When the wind direction is westerly, that is, the incoming flow is 270°, the difference in the average power of rows 2~7 is negligible compared with that of rows 7 alone [
34]. Therefore, as shown in
Figure 8, the 10 wind turbines in the 7th row of the wind farm are used as the simulation objects to study wind farm wake regulation.
4.1. Simulation Settings
In the ALM method, the size of the calculation domain is set to 6240 m × 480 m × 480 m, that is, 78D × 6D × 6D. The first wind turbine is located downstream of the inlet surface, and the spacing of all wind turbines is 7D. Sarlak et al. [
35] studied the effect of blockage rate on the simulation of wind turbine wake and the results show that when the blockage rate is greater than 5%, it will affect the simulation results of wind turbines, and the blockage rate is usually required to be less than 3%. The blockage rate of this case is 2.2%, which satisfies the corresponding requirements. The open-source structural mesh generator blockMesh is used to generate the background grid, and the snappyHexMesh is used for mesh refinement. The ALM mesh was refined three times, and the minimum mesh size after refinement was 1.5 m, which is less than 1.722 m, in compliance with the requirement that the mesh resolution is less than half of the maximum chord length of the blade [
36]. The final mesh has about 13.02 million grid nodes, and the entire flow field consists of hexahedral cells, ensuring overall good mesh quality. The non-orthogonality, max aspect ratio, max skewness, and face pyramids are shown in
Table 1.
Figure 9 shows a schematic diagram of the partial ALM mesh refinement, only three of the ALM zones are shown along direction.
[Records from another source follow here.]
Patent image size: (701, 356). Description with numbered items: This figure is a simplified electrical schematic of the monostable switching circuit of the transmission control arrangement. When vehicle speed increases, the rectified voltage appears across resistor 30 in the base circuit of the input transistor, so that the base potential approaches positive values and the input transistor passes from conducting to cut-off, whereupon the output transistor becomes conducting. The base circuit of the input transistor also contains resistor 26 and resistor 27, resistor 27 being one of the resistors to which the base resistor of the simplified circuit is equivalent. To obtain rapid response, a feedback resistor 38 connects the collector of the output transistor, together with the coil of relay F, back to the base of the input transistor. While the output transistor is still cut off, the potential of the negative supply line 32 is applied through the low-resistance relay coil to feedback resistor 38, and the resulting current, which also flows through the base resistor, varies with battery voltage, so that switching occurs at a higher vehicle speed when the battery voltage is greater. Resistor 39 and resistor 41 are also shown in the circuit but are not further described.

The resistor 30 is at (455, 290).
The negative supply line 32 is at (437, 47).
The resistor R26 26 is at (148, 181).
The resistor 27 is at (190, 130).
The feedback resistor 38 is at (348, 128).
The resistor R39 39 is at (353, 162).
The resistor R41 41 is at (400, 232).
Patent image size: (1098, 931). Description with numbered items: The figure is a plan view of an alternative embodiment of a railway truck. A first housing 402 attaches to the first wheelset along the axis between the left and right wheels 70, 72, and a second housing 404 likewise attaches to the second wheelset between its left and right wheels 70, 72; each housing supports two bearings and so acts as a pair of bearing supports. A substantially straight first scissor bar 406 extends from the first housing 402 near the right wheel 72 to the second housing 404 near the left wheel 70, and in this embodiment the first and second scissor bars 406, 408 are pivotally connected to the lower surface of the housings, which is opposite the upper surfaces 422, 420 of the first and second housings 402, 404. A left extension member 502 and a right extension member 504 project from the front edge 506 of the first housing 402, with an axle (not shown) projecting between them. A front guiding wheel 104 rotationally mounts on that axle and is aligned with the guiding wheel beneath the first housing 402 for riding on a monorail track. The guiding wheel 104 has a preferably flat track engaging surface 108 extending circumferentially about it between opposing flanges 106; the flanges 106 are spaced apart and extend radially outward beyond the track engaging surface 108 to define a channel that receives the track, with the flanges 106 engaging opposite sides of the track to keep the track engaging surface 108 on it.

Reynolds-averaged Navier–Stokes equations have been solved with an extended k-ε turbulence model. A velocity shear distribution in a logarithmic rate profile is set at the inlet of the domain. The wind speed at the hub height is 8.5 m/s, and the turbulence intensity is set at the magnitude of I = 8%. The outlet face boundary is set to the pressure outlet, the lower bottom boundary to the non-slip wall, and the upper and left and right boundaries to the slip boundary.
The simulation time step is set to 0.025 s, with a total simulation time of 2000 s, and the convergence residual is set to 10−6. The minimum mesh size is 1.5 m, and the flow velocity is 8.5 m/s. The calculated maximum CFL number is approximately 0.1417, which is less than 1, indicating a high level of computational stability.
For the wake model calculation, the open-source code, FLORIS, was used to simulate the wake flow, developed by the National Renewable Energy Laboratory (NREL). FLORIS is a low-cost, control-oriented modeling tool used for the calculation of steady-state tail current characteristics of wind farms, with a variety of built-in wake models and optimization algorithms available for a combination of choices, with the visual display of flow field, power generation assessment of wind farms, and optimization of tail current yaw control functions. It has the functions of flow field display, wind farm power generation assessment, wind farm turbine layout optimization, and wake yaw optimization control.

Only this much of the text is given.